Tutt’altro. Sarà fondamentale tenere d’occhio soprattutto le situazioni internazionali nelle quali stiamo assistendo a un deterioramento ulteriore: ad esempio a Hong Kong e in Egitto, con centinaia di arresti, violenze, perfino omicidi ai danni degli attivisti per la libertà e i diritti umani. Resta l’impegno per la libertà politica, la difesa delle minoranze e il rispetto della Dichiarazione del 1948 in ogni angolo del mondo. Un rispetto che chiama in causa anche la Svizzera, che deve prendere posizione contro le violazioni: è il centro delle organizzazioni multilaterali che cercano di combatterle, non può confondere la neutralità con il silenzio.

A proposito di Svizzera, qual è l’agenda 2021 a livello nazionale?

Il 2021 dovrà essere anche l’anno dei diritti delle donne, in particolare attraverso la riforma del nostro codice penale.
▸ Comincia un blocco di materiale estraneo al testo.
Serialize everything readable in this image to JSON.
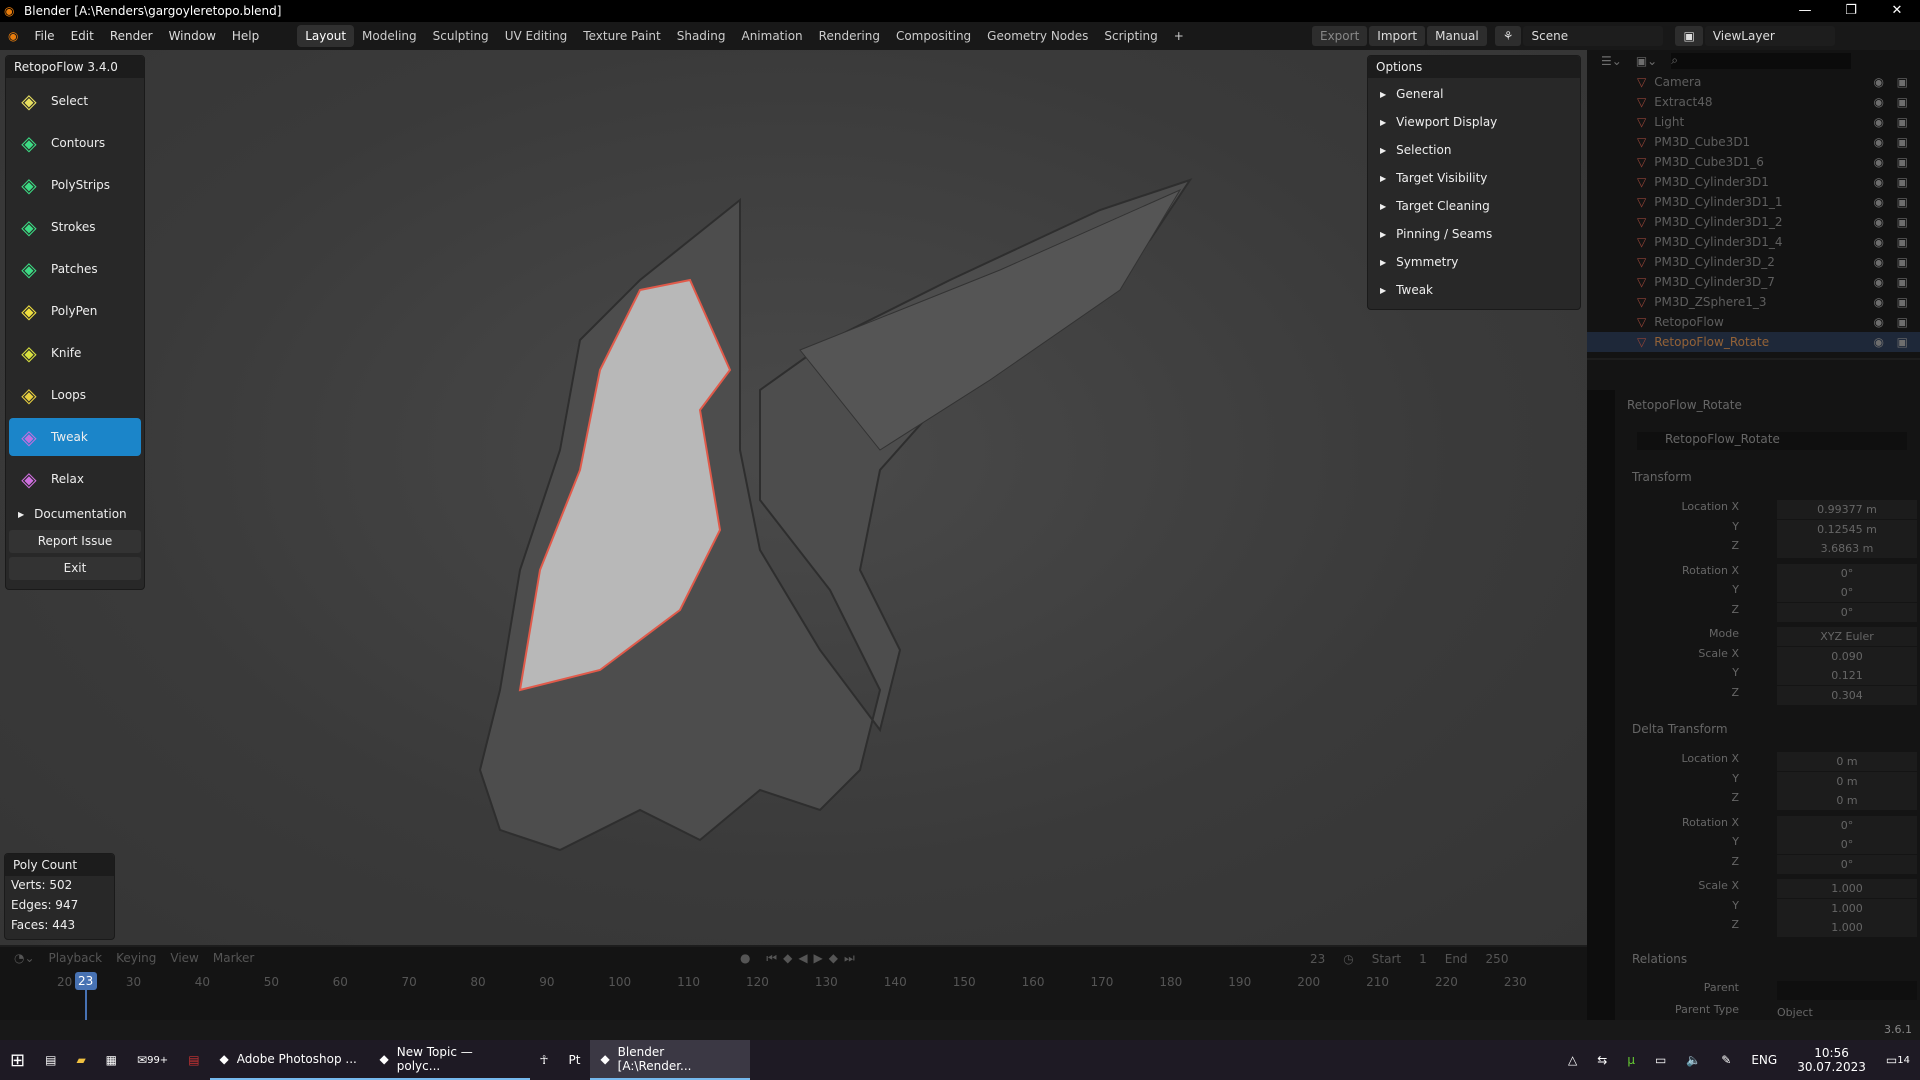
{
  "window": {
    "title": "Blender [A:\\Renders\\gargoyleretopo.blend]",
    "minimize": "—",
    "maximize": "❐",
    "close": "✕"
  },
  "menu": [
    "File",
    "Edit",
    "Render",
    "Window",
    "Help"
  ],
  "workspaces": [
    "Layout",
    "Modeling",
    "Sculpting",
    "UV Editing",
    "Texture Paint",
    "Shading",
    "Animation",
    "Rendering",
    "Compositing",
    "Geometry Nodes",
    "Scripting",
    "+"
  ],
  "active_workspace": "Layout",
  "header_right": {
    "export": "Export",
    "import": "Import",
    "manual": "Manual",
    "scene": "Scene",
    "view_layer": "ViewLayer"
  },
  "retopoflow": {
    "title": "RetopoFlow 3.4.0",
    "tools": [
      {
        "label": "Select",
        "icon": "select-icon",
        "color": "#e8e060"
      },
      {
        "label": "Contours",
        "icon": "contours-icon",
        "color": "#3ddc84"
      },
      {
        "label": "PolyStrips",
        "icon": "polystrips-icon",
        "color": "#3ddc84"
      },
      {
        "label": "Strokes",
        "icon": "strokes-icon",
        "color": "#3ddc84"
      },
      {
        "label": "Patches",
        "icon": "patches-icon",
        "color": "#3ddc84"
      },
      {
        "label": "PolyPen",
        "icon": "polypen-icon",
        "color": "#f0e040"
      },
      {
        "label": "Knife",
        "icon": "knife-icon",
        "color": "#d8e040"
      },
      {
        "label": "Loops",
        "icon": "loops-icon",
        "color": "#e8d040"
      },
      {
        "label": "Tweak",
        "icon": "tweak-icon",
        "color": "#c070e0"
      },
      {
        "label": "Relax",
        "icon": "relax-icon",
        "color": "#d070e0"
      }
    ],
    "active_tool": "Tweak",
    "documentation": "Documentation",
    "report_issue": "Report Issue",
    "exit": "Exit"
  },
  "options": {
    "title": "Options",
    "items": [
      "General",
      "Viewport Display",
      "Selection",
      "Target Visibility",
      "Target Cleaning",
      "Pinning / Seams",
      "Symmetry",
      "Tweak"
    ]
  },
  "poly_count": {
    "title": "Poly Count",
    "verts": "Verts:  502",
    "edges": "Edges: 947",
    "faces": "Faces: 443"
  },
  "outliner": {
    "items": [
      "Camera",
      "Extract48",
      "Light",
      "PM3D_Cube3D1",
      "PM3D_Cube3D1_6",
      "PM3D_Cylinder3D1",
      "PM3D_Cylinder3D1_1",
      "PM3D_Cylinder3D1_2",
      "PM3D_Cylinder3D1_4",
      "PM3D_Cylinder3D_2",
      "PM3D_Cylinder3D_7",
      "PM3D_ZSphere1_3",
      "RetopoFlow",
      "RetopoFlow_Rotate"
    ],
    "selected": "RetopoFlow_Rotate"
  },
  "properties": {
    "object_name": "RetopoFlow_Rotate",
    "data_name": "RetopoFlow_Rotate",
    "transform": "Transform",
    "delta_transform": "Delta Transform",
    "relations": "Relations",
    "rows": [
      [
        "Location X",
        "0.99377 m"
      ],
      [
        "Y",
        "0.12545 m"
      ],
      [
        "Z",
        "3.6863 m"
      ],
      [
        "Rotation X",
        "0°"
      ],
      [
        "Y",
        "0°"
      ],
      [
        "Z",
        "0°"
      ],
      [
        "Mode",
        "XYZ Euler"
      ],
      [
        "Scale X",
        "0.090"
      ],
      [
        "Y",
        "0.121"
      ],
      [
        "Z",
        "0.304"
      ]
    ],
    "delta_rows": [
      [
        "Location X",
        "0 m"
      ],
      [
        "Y",
        "0 m"
      ],
      [
        "Z",
        "0 m"
      ],
      [
        "Rotation X",
        "0°"
      ],
      [
        "Y",
        "0°"
      ],
      [
        "Z",
        "0°"
      ],
      [
        "Scale X",
        "1.000"
      ],
      [
        "Y",
        "1.000"
      ],
      [
        "Z",
        "1.000"
      ]
    ],
    "parent_label": "Parent",
    "parent_type_label": "Parent Type",
    "parent_type": "Object"
  },
  "timeline": {
    "menus": [
      "Playback",
      "Keying",
      "View",
      "Marker"
    ],
    "current_frame": "23",
    "start_label": "Start",
    "start": "1",
    "end_label": "End",
    "end": "250",
    "ticks": [
      "20",
      "30",
      "40",
      "50",
      "60",
      "70",
      "80",
      "90",
      "100",
      "110",
      "120",
      "130",
      "140",
      "150",
      "160",
      "170",
      "180",
      "190",
      "200",
      "210",
      "220",
      "230"
    ]
  },
  "status": {
    "version": "3.6.1"
  },
  "taskbar": {
    "apps": [
      {
        "label": "Adobe Photoshop ...",
        "icon": "photoshop-icon"
      },
      {
        "label": "New Topic — polyc...",
        "icon": "firefox-icon"
      },
      {
        "label": "Blender [A:\\Render...",
        "icon": "blender-icon"
      }
    ],
    "mail_badge": "99+",
    "lang": "ENG",
    "time": "10:56",
    "date": "30.07.2023",
    "notifications": "14"
  }
}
Nello specifico occorre rivedere gli articoli riguardanti la coazione sessuale e la violenza carnale, in modo che sia possibile sanzionare ogni atto sessuale non consensuale, che si possa davvero riconoscere che “un no è un no”. Un passo necessario dopo la ratifica della Convenzione di Istanbul del Consiglio d’Europa sulla prevenzione e la lotta alla violenza contro le donne.

E poi?

Poi c’è la creazione di un’istituzione nazionale per la tutela dei diritti umani. Ci lavoriamo da oltre vent’anni, e dopo il progetto pilota del Centro di competenza è giunto il momento di fare un salto di qualità: creare un’organizzazione pubblica indipendente capace di vagliare tutti gli aspetti dei diritti umani nella legislazione e nella società svizzera. Proprio la pandemia ci ha fatto vedere con ancor più chiarezza quanto la loro tutela sia fondamentale per la vita, la convivenza e il benessere di tutti.